Riesige Gruppen, illegale Partys: Sollen Berliner Parks zur Corona-Bekämpfung eingezäunt werden?
Wenn die Nacht kommt, werden alle Regeln schnell vergessen. Tausende feiern immer wieder in Berlins Grünanlagen. Um Lösungen wird heftig gerungen.
Am Samstagabend war es wieder soweit: Nachdem die Dunkelheit eingesetzt und Parkläufer sowie Ordnungsamt ihre Arbeit eingestellt hatten, wurden Liegewiesen zu Tanzflächen, verwandelten sich Grünflächen in Pfandbrachen.
In der Hasenheide und dem gegenüber der Museumsinsel gelegenen James-Simon-Park musste die Polizei eingreifen und die Menschenmassen auseinandertreiben. Allein in Neukölln sollen sich mehrere Tausend Menschen versammelt und gefeiert haben, in Mitte und auch andernorts waren es Hunderte.
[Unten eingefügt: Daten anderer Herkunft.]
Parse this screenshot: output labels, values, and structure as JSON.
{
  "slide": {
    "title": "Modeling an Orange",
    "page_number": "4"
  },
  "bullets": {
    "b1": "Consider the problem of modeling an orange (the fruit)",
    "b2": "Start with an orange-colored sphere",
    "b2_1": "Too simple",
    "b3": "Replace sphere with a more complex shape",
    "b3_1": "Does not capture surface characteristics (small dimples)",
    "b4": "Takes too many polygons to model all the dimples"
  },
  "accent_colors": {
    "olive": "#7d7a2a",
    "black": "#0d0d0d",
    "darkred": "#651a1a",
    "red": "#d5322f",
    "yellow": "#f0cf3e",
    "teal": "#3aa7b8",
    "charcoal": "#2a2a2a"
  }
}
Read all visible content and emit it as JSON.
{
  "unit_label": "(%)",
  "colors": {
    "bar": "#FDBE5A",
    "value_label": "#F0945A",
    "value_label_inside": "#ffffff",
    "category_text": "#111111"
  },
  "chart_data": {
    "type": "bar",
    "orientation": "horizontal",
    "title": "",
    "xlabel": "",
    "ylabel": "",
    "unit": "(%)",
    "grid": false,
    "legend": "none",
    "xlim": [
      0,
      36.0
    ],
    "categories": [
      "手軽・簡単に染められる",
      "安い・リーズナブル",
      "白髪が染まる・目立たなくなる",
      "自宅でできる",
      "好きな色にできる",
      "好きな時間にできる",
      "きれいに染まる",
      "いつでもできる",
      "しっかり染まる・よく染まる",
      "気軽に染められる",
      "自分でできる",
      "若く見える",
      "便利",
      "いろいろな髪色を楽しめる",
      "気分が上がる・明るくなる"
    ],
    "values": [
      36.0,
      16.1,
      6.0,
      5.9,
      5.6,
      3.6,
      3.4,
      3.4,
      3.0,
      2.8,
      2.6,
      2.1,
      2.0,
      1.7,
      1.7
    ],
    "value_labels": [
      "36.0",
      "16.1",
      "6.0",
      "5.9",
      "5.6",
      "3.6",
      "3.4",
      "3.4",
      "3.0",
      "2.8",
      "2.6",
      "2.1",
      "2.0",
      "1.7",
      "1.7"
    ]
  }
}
Nicht überall jedoch musste die Polizei eingreifen und wo sie es tat, blieb ihr Agieren – anders als in der Vergangenheit – ohne Gegenwehr.
Die Frage aber bleibt: Wie umgehen mit großen Menschenansammlungen, die sich, verstärkt durch das Lockdown-Ende und Kontaktbeschränkungen, an lauen Sommerabenden treffen und die zurückgewonnene Freiheit genießen wollen?
Die Gewerkschaft der Polizei (GdP) gab am Montag eine Antwort, die weder bei den Betroffenen, noch bei Bezirken gut ankommen dürfte: Mit Zugangskontrollen, Zäunen und Sicherheitsdiensten, die ab einer bestimmten Uhrzeit den Zugang zu Parkanlagen kontrollieren sollten, müsste die Situation notfalls unter Kontrolle gehalten werden, erklärte Benjamin Jendro, Berliner GdP-Sprecher.
Den Bezirken warf er vor, ihrer Pflicht zur Erarbeitung von Konzepten im vergangenen Jahr – das Problem war bereits im Sommer 2020 immer wieder aufgetaucht – nicht nachgekommen zu sein.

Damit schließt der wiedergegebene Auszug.